The Foreign Corrupt Practices Act (FCPA) is back in the news. The Securities and Exchange Commission has a specialized unit established to enhance the SEC’s enforcement of the FCPA, and the SEC reports that it has brought more than 30 FCPA enforcement actions since the start of 2010. Moreover, as my colleagues Shawn M. Wright and James R. Billings-Kang recently wrote in The National Law Journal, the United States Department of Justice has over 150 open FCPA investigations and together the SEC and the DOJ netted approximately $1.8 billion in fines, penalties and disgorgement of profits in 2010 alone for FCPA violations.

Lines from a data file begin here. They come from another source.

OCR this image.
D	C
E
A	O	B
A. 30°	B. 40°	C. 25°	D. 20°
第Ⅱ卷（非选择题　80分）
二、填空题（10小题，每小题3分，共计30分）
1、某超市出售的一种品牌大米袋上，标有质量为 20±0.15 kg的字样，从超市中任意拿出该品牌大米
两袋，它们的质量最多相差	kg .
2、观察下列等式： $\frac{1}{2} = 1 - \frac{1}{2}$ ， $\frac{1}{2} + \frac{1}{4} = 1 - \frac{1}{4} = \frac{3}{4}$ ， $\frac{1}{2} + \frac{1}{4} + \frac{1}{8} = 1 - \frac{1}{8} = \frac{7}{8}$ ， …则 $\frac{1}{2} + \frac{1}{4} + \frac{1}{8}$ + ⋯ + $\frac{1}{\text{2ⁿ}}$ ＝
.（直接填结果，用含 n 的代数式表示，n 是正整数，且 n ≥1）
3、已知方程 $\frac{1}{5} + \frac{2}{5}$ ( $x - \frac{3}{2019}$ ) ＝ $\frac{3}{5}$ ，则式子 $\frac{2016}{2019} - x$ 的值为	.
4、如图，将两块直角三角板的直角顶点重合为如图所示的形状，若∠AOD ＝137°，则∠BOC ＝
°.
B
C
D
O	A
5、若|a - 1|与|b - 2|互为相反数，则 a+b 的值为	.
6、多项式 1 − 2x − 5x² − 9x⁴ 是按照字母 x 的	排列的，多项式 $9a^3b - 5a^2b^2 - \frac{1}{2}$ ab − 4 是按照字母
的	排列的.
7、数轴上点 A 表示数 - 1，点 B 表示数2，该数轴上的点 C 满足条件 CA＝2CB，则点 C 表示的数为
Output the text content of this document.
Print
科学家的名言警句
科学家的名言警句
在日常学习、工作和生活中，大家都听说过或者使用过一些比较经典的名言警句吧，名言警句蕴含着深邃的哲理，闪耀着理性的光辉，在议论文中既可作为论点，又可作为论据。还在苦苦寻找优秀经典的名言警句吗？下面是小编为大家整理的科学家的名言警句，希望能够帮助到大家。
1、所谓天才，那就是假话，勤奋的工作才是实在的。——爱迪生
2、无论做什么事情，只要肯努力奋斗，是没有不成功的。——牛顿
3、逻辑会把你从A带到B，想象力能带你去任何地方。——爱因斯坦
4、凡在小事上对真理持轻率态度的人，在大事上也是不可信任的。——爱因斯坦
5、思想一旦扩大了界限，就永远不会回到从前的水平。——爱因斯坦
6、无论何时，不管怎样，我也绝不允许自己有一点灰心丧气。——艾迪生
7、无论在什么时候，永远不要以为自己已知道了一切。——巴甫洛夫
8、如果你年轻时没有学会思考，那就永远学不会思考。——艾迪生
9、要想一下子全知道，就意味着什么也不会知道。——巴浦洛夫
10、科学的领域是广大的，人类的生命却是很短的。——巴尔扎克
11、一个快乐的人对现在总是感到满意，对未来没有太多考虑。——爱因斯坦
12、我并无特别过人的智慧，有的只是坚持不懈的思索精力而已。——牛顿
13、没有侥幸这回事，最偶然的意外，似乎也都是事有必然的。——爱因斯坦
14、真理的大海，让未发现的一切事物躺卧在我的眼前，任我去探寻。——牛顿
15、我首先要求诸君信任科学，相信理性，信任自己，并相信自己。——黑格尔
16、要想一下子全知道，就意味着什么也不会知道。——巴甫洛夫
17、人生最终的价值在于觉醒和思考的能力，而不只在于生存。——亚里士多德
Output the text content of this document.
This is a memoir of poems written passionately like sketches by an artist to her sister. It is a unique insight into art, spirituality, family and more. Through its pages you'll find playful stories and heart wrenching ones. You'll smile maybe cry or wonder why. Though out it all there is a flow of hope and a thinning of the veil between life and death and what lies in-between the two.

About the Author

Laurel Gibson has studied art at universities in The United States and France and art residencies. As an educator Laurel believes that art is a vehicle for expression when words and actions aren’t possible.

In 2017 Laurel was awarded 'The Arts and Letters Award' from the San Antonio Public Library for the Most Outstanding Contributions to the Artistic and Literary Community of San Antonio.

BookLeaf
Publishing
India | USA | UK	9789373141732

Generally, the FCPA covers, among others, any company with securities registered under the Securities Exchange Act of 1934 and any company that is required to file reports under the Exchange Act or has its principal place of business in the United States. The anti-bribery provisions of the FCPA prohibit corrupt payments to foreign officials for the purpose of procuring or maintaining business. The FCPA is extremely broad in its scope and determining exactly what is prohibited by the FCPA can be very difficult. Because the FCPA makes illegal many payments that individuals working in countries other than the United States may consider ordinary or customary, it can be particularly difficult to put a stop to the sorts of payments that may be covered by the FCPA, even where a company has a robust training and compliance program.
If your company has significant operations outside the United States, especially where those operations are in countries where unofficial payments or gifts are a regular part of the business culture, a risk factor about your company’s FCPA exposure is likely to be warranted.